Divinylbenzene (DVB) is an organic compound with the chemical formula C6H4(CH=CH2)2 and structure H2C=CH\sC6H4\sHC=CH2 (a benzene ring with two vinyl groups as substituents). It is related to styrene (vinylbenzene, C6H5\sCH=CH2) by the addition of a second vinyl group. It is a colorless liquid manufactured by the thermal dehydrogenation of isomeric diethylbenzenes. Under synthesis conditions, o-divinylbenzene converts to naphthalene and thus is not a component of the usual mixtures of DVB.

==Production and use==
It is produced by dehydrogenation of diethylbenzene:
 C_{6}H_{4}(C_{2}H_{5})_{2} → C_{6}H_{4}(C_{2}H_{3})_{2} + 2 H_{2}
Divinylbenzene is usually encountered as a 2:1 mixture of m- and p-divinylbenzene, containing also the corresponding isomers of ethylvinylbenzene.

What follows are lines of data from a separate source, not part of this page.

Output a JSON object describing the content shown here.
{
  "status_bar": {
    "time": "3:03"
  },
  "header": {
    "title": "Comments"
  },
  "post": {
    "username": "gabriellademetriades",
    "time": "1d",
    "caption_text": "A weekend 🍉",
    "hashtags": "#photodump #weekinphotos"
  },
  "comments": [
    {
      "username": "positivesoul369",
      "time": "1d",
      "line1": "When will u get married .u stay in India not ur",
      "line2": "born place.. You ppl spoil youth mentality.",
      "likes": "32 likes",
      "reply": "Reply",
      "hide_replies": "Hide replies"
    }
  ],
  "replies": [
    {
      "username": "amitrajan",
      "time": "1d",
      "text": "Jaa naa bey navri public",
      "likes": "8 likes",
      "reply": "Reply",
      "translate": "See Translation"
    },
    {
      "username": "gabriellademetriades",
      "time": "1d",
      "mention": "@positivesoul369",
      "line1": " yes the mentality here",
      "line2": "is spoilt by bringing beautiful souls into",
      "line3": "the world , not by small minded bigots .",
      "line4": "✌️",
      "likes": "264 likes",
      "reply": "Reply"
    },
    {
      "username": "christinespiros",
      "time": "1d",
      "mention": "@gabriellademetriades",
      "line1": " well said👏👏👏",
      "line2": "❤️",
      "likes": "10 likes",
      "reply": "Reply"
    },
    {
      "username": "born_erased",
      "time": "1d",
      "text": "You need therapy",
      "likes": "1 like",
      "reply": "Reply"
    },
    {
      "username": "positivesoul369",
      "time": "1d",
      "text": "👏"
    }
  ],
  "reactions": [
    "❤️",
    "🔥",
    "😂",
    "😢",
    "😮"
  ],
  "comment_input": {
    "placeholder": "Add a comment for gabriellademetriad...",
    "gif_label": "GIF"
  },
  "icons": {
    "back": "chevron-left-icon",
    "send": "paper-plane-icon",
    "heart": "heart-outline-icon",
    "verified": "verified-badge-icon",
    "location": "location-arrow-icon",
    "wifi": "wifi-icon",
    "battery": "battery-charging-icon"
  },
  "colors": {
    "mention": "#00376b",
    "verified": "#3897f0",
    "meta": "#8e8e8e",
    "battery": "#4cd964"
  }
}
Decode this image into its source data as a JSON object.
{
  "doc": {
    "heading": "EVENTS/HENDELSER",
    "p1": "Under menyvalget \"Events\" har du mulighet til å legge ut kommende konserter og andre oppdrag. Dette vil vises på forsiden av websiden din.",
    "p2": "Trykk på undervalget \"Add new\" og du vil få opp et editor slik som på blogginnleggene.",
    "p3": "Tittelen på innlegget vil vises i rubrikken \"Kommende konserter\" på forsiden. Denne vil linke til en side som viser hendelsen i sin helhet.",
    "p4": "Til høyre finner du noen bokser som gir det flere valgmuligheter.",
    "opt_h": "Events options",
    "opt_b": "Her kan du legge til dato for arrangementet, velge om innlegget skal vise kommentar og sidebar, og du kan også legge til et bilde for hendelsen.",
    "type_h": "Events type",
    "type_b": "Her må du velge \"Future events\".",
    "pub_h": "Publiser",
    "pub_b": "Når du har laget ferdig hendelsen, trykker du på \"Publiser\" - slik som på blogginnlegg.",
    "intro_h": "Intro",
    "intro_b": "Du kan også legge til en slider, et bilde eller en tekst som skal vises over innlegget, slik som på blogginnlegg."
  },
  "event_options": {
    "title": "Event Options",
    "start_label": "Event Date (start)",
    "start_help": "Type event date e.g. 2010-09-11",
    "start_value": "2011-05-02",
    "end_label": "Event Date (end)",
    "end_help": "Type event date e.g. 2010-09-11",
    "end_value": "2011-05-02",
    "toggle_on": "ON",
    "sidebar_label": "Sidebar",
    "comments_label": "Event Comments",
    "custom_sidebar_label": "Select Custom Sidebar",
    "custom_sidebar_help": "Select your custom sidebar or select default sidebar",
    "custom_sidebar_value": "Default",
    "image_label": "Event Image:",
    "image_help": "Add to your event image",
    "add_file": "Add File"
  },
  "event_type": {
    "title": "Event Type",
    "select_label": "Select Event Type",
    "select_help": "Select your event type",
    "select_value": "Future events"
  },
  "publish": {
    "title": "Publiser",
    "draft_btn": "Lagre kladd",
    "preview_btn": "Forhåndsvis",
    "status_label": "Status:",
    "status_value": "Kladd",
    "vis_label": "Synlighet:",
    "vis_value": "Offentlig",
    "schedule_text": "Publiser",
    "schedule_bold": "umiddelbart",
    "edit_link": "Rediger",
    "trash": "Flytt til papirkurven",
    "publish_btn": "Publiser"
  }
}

Styrene and divinylbenzene react to form the copolymer styrene-divinylbenzene, S-DVB or Sty-DVB. The resulting cross-linked polymer is mainly used for the production of ion exchange resin and Merrifield resins for peptide synthesis.

==Nomenclature==
- Ortho: variously known as 1,2-diethenylbenzene, 1,2-divinylbenzene, o-vinylstyrene, o-divinylbenzene
- Meta: known as 1,3-diethenylbenzene, 1,3-divinylbenzene, m-vinylstyrene, m-divinylbenzene
- Para: known as 1,4-diethenylbenzene, 1,4-divinylbenzene, p-vinylstyrene, p-divinylbenzene.
These compounds are systematically called diethenylbenzene, although this nomenclature is rarely encountered.